ASKERI OKULLARIMIZA DOKUMMAYIN

Tüm sırlarımız deşifre oluyor.
Bu nedir Allah aşkına. TV'lere çıkan her emekli ordu mensubu askerler, strateji uzmanı akademisyenler, gasteciler sayesinde Türk ordusunun gizlenebilecek hiç bir sırrı kalmadı. Nerede, hangi mevkide uçak, helikopter Pistleri ve.mühimmat; boğaziçi Köprüsünü koruyan top ve tank birliği nerede konuşlanmış...
...
Yahu yapmayın, etmeyin; hainin şerefsizliğini anlatabilmek için yine hainin vermek istediği zarara farkında olmadan taşoranlık yapıyorsunuz.
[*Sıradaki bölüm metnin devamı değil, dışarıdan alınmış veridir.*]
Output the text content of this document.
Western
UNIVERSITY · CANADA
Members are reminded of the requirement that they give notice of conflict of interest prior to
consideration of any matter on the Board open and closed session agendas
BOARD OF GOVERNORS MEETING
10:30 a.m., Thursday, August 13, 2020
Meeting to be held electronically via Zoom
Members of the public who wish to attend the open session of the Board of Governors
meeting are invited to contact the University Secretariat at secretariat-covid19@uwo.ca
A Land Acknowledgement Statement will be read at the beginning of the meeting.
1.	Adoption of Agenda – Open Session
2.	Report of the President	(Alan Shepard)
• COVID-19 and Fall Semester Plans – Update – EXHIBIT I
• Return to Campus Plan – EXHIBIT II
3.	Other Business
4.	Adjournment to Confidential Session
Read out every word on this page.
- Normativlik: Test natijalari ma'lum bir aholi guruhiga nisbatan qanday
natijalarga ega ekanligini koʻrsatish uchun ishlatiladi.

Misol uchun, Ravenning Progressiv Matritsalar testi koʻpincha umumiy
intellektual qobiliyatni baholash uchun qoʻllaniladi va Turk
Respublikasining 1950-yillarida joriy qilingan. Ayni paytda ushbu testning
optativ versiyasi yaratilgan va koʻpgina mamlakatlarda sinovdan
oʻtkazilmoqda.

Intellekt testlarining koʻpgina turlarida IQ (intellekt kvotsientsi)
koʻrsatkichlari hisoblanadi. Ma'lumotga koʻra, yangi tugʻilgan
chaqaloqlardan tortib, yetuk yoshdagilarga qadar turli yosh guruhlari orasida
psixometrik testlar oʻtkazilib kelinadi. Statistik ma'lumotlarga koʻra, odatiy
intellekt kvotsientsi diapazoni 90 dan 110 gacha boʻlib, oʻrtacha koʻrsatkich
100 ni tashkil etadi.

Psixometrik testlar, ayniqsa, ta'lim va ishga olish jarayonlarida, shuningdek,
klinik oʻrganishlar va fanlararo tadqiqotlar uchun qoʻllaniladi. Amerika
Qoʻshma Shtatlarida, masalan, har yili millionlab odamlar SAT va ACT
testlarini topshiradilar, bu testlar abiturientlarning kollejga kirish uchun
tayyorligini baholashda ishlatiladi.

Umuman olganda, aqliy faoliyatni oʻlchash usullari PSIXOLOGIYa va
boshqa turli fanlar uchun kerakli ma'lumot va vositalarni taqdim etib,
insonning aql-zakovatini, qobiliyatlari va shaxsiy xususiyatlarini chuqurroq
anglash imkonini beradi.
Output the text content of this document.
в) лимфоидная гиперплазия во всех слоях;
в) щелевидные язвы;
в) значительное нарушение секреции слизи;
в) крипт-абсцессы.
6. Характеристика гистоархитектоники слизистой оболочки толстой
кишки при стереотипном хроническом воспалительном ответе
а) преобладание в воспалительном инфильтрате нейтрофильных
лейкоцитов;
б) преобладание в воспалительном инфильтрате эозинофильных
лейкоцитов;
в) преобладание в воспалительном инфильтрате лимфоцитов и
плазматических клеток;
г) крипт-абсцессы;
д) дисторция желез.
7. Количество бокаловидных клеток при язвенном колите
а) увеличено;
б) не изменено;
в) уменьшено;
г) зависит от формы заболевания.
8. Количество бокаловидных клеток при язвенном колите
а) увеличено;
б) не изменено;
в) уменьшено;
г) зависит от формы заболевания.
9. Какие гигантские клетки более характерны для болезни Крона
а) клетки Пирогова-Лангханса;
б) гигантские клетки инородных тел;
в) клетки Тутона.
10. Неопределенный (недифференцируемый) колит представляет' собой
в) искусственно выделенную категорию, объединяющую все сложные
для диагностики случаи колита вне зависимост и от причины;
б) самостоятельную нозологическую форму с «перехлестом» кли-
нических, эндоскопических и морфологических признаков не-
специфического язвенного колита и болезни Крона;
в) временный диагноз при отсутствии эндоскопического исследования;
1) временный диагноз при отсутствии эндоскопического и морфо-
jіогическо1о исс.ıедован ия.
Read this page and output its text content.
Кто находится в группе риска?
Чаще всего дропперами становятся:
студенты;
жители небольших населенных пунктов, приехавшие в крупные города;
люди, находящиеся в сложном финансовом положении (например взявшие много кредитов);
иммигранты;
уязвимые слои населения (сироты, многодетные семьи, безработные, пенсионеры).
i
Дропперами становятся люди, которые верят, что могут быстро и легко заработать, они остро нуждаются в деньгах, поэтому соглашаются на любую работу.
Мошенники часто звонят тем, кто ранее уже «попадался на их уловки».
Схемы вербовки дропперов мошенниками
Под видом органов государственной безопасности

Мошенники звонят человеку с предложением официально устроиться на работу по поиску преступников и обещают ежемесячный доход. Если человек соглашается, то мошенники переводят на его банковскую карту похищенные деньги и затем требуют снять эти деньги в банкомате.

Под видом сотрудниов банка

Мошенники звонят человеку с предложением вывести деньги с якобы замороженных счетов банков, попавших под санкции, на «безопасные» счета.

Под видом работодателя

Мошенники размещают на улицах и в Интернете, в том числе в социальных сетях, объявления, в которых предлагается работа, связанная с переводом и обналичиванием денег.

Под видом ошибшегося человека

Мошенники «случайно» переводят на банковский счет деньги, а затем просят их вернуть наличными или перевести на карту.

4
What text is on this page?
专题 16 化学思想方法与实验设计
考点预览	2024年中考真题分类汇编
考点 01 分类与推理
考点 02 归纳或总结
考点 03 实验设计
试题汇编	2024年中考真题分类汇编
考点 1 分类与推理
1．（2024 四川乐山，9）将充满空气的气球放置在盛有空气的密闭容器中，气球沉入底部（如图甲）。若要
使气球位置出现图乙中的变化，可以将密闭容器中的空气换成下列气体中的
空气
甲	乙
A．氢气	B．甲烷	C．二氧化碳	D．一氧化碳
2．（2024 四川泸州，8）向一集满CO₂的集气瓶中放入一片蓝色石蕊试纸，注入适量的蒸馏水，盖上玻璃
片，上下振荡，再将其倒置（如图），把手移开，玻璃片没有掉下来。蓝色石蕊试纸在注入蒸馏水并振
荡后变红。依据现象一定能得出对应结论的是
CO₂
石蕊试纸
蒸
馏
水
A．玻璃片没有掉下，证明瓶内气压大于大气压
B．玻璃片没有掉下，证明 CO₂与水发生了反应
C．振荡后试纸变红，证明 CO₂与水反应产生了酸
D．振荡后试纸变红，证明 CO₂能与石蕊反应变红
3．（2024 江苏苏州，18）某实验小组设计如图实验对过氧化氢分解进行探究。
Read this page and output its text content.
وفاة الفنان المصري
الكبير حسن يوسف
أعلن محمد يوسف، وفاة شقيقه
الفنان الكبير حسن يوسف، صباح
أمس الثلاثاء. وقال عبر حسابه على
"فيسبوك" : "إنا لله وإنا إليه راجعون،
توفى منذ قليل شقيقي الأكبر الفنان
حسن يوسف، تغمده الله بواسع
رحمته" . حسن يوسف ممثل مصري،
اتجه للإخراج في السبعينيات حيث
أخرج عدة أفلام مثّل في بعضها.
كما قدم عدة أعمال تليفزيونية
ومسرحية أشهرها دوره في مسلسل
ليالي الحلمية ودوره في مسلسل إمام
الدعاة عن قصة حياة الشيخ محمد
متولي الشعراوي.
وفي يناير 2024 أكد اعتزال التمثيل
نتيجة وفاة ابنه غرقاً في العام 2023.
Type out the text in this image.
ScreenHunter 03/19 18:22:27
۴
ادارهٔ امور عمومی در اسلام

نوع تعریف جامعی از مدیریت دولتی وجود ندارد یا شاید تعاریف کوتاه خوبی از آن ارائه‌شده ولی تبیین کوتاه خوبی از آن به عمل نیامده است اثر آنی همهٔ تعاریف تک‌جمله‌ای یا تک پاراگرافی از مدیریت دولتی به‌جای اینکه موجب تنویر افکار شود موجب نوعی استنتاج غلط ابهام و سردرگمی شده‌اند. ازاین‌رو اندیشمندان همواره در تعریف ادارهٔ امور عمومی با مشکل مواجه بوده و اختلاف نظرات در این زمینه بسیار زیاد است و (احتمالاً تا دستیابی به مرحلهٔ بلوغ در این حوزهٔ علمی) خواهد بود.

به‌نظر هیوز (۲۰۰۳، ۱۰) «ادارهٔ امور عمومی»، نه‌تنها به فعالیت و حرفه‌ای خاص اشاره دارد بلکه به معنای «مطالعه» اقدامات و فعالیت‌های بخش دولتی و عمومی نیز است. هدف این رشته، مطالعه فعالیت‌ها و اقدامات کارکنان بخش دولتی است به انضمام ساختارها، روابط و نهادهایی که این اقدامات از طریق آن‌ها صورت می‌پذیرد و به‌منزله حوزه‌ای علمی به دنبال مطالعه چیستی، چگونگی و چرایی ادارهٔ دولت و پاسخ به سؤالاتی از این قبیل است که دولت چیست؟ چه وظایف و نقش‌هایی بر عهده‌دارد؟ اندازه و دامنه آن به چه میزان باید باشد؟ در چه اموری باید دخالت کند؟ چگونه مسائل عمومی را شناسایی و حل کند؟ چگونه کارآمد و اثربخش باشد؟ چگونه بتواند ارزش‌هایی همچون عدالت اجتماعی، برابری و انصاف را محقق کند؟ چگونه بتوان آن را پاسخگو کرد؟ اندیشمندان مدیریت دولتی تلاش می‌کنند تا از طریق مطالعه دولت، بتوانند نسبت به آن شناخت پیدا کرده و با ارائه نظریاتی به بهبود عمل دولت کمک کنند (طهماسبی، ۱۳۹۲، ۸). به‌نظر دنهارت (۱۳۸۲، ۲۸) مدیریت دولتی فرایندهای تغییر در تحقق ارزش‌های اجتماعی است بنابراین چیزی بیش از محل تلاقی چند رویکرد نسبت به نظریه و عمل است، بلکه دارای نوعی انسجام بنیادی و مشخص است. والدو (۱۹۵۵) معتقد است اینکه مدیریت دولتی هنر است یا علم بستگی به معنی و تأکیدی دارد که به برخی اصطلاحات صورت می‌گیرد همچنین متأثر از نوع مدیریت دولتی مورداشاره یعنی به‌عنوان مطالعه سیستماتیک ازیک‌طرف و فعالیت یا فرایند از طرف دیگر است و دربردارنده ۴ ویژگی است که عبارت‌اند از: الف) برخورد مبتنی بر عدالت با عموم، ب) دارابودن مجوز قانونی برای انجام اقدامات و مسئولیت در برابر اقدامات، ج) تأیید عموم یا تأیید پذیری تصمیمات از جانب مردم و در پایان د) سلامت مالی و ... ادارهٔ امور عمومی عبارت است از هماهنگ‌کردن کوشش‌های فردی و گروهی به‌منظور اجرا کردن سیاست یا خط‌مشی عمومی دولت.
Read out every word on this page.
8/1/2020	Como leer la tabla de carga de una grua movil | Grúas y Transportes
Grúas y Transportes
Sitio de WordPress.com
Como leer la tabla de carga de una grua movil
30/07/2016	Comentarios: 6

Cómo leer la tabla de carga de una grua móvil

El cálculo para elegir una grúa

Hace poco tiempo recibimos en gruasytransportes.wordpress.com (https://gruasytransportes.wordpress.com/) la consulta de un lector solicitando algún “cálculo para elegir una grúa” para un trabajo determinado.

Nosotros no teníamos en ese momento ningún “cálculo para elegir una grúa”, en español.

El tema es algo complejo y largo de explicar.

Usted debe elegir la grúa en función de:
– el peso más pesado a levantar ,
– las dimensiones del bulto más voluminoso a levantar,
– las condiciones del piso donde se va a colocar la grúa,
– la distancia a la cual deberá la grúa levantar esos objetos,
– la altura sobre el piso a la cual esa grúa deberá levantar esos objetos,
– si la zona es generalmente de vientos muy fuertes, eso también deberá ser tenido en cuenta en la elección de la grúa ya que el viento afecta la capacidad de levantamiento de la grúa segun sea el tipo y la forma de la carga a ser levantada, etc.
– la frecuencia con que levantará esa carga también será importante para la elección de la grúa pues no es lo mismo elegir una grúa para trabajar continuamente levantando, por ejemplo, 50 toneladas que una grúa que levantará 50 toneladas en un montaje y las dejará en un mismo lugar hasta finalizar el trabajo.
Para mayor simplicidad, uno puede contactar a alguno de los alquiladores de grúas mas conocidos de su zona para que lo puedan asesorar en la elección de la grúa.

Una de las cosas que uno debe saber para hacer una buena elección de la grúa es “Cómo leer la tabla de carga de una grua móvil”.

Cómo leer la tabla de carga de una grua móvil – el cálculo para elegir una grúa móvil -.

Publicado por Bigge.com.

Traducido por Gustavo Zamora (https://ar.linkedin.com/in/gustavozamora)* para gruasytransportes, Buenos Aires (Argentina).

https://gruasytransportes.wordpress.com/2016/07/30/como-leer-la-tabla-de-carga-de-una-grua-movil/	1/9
Dünya alemin ordumuz hakkında bilmediği kalmadı. Öte yandan Sayın Cumhurbaşkanı "Darbeyi eniştemden öğrendim" demesini nasıl izah edeceğiz. Keşke "O da; bende gizli kalsın" deseydi; yine Rus uçağını düşüren pilotların darbeciler olduğunun söylenmesi kısa vade de bir müşgülatı izah açısından işimize gelse de uzun vadede ne faydası olabilir mi Allah aşkına.
...
Sayın Cumhurbaşkanının diplomasi dilinin zayıf olmasının olağan şartlarda negatif yansımaların telafi edebilmek.mümkündür ancak olağanüstü şartlarda mümkün olmayacağı belli. Çünkü zaman kısa ve başınız belada.
...
Halkın dilini bilip, nabzını çok iyi tutabildiği için onları meydanlara çağırarak darbeyi önlemiştir; buradaki ince zekayı tebrik ediyorum ancak hala diplomasi dilinde bu ince zekayı göremiyoruz maalesef. 


Teşekkürler Hande Fırat.
Kader işte; yıllarca "Ey medya..."diye azarlanan aşağılanan, horlanan medya Darbenin akışını değiştirdi, hatta önledi. Teşekkürler Hande Fırat.
...
Bu arada Allah "Enişte" den razı olsun. 
....
Herkes dostunu, düşmanını iyi tanıdı; insanların gerçek karekterleri ortaya çıktı. Umarım Cumhurbaşkanı o kadar lüzumsuz adamı yanında tutmaz, MİT'in başına da Enişte Bey'i getirsin.


OHAL
-Hey amca
-Buyur oğlum
-Bu Olağanüstü hal bizim "feysbuk"a bir şey yapar mı?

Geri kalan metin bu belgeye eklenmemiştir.